Considerando essas necessidades internas como o imperativo que motivou a condução de Juscelino em seu governo, a motivação para a política externa era a avaliação das possibilidades externas na perspectiva da relevância do mundo para contribuir com os financiamentos e investimentos para a tarefa que estava sendo realizada internamente.

É nessa moldura que se insere a diplomacia do governo de Juscelino que vou examinar. Adianto, porém, que, para levar adiante os importantes interesses do desenvolvimento, ao governo Juscelino, se deve: a modernização da diplomacia brasileira, a consolidação da diplomacia econômica como uma das vertentes da ação do Itamaraty em sintonia com a valorização do multilateralismo, tanto na ONU quanto na OEA; o fortalecimento da participação dos países latino-americanos no encaminhamento de soluções para os problemas internacionais e um papel afirmativo do Brasil no concerto das nações. Neste sentido, cabe mencionar, o significado do intercâmbio diplomático, representado por um grande número de visitas oficiais feitas ao Brasil por missões políticas, diplomáticas, econômicas e culturais no seu período presidencial, que inclui Chefes de Estado, como Craveiro Lopes de Port ugal, Dwight Eisenhower dos Estados Unidos da América, López Mateos do México, o Presidente Giovanni Gronchi da Itália, o Presidente Sukarno da Indonésia, o Primeiro-Ministro do Japão Nobusuke, e o secretário-geral da ONU, Dag Hammarskjöld. Em síntese, por conta do que estava sendo feito no plano interno, o governo de Juscelino teve uma positiva repercussão externa.

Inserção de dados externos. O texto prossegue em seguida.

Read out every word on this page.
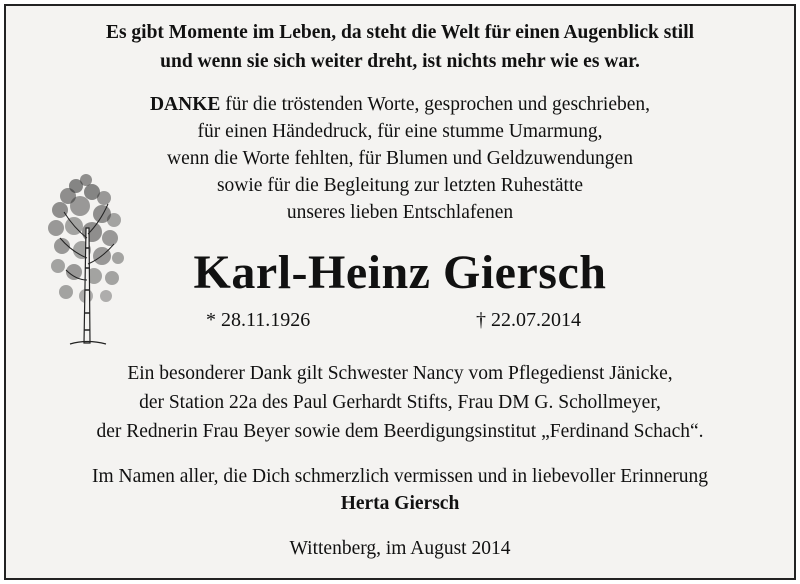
Es gibt Momente im Leben, da steht die Welt für einen Augenblick still
und wenn sie sich weiter dreht, ist nichts mehr wie es war.
DANKE für die tröstenden Worte, gesprochen und geschrieben,
für einen Händedruck, für eine stumme Umarmung,
wenn die Worte fehlten, für Blumen und Geldzuwendungen
sowie für die Begleitung zur letzten Ruhestätte
unseres lieben Entschlafenen
Karl-Heinz Giersch
* 28.11.1926	† 22.07.2014
Ein besonderer Dank gilt Schwester Nancy vom Pflegedienst Jänicke,
der Station 22a des Paul Gerhardt Stifts, Frau DM G. Schollmeyer,
der Rednerin Frau Beyer sowie dem Beerdigungsinstitut „Ferdinand Schach“.
Im Namen aller, die Dich schmerzlich vermissen und in liebevoller Erinnerung
Herta Giersch
Wittenberg, im August 2014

Gerou uma força de atração.

Visitas oficiais em significativo número, como o que caracterizou a sua presidência, foram representativas de um impulso de atração da sua atuação.

4. A personalidade do Presidente e a definição de rumo

Cabe agora mencionar a personalidade de JK e o seu papel na condução da política externa brasileira. O Presidente Fernando Henrique sempre destacou que a liderança é a capacidade de indicar rumo. JK indicou rumos não só no plano interno como para a política externa brasileira.

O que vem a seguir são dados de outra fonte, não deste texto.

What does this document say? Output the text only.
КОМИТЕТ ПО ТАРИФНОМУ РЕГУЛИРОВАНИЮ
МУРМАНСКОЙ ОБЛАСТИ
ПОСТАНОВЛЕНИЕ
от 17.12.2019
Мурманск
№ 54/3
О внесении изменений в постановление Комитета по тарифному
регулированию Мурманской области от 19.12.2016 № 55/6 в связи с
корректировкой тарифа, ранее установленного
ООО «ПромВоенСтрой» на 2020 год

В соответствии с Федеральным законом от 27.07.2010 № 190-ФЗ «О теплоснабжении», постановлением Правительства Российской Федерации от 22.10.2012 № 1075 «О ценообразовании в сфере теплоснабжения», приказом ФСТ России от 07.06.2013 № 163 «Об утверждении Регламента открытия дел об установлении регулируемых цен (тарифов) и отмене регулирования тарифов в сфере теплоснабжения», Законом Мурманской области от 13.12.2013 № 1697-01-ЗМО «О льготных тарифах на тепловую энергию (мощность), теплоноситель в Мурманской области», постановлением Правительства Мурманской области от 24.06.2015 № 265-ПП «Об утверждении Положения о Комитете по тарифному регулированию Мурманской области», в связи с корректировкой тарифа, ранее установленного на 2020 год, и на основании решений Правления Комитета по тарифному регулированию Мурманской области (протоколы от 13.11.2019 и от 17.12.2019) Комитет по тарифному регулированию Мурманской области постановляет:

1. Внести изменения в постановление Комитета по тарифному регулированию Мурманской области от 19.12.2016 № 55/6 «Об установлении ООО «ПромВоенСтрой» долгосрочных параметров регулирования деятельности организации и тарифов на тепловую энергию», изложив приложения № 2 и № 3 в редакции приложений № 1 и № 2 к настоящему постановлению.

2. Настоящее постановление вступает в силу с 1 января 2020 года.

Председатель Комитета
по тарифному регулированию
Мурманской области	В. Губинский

Na prática do presidencialismo brasileiro e de acordo com os dispositivos constitucionais daquela época e de hoje, a condução da política externa é uma responsabilidade do Presidente da República. É auxiliado pelo Ministro das Relações Exteriores, que tem maiores e menores qualidades, e com quem o Presidente pode ter maior ou menor proximidade. O Presidente conduz a política externa em consonância com a estratégia de sua personalidade. O Presidente conduz a política externa, seja pela omissão ou desinteresse, que leva à delegação de competências, seja pela sua ação e pela intensidade de seu interesse. Os Presidentes Collor e Fernando Henrique Cardoso, de quem fui Ministro das Relações Exteriores, foram proativos e muito empenhados na condução da política externa.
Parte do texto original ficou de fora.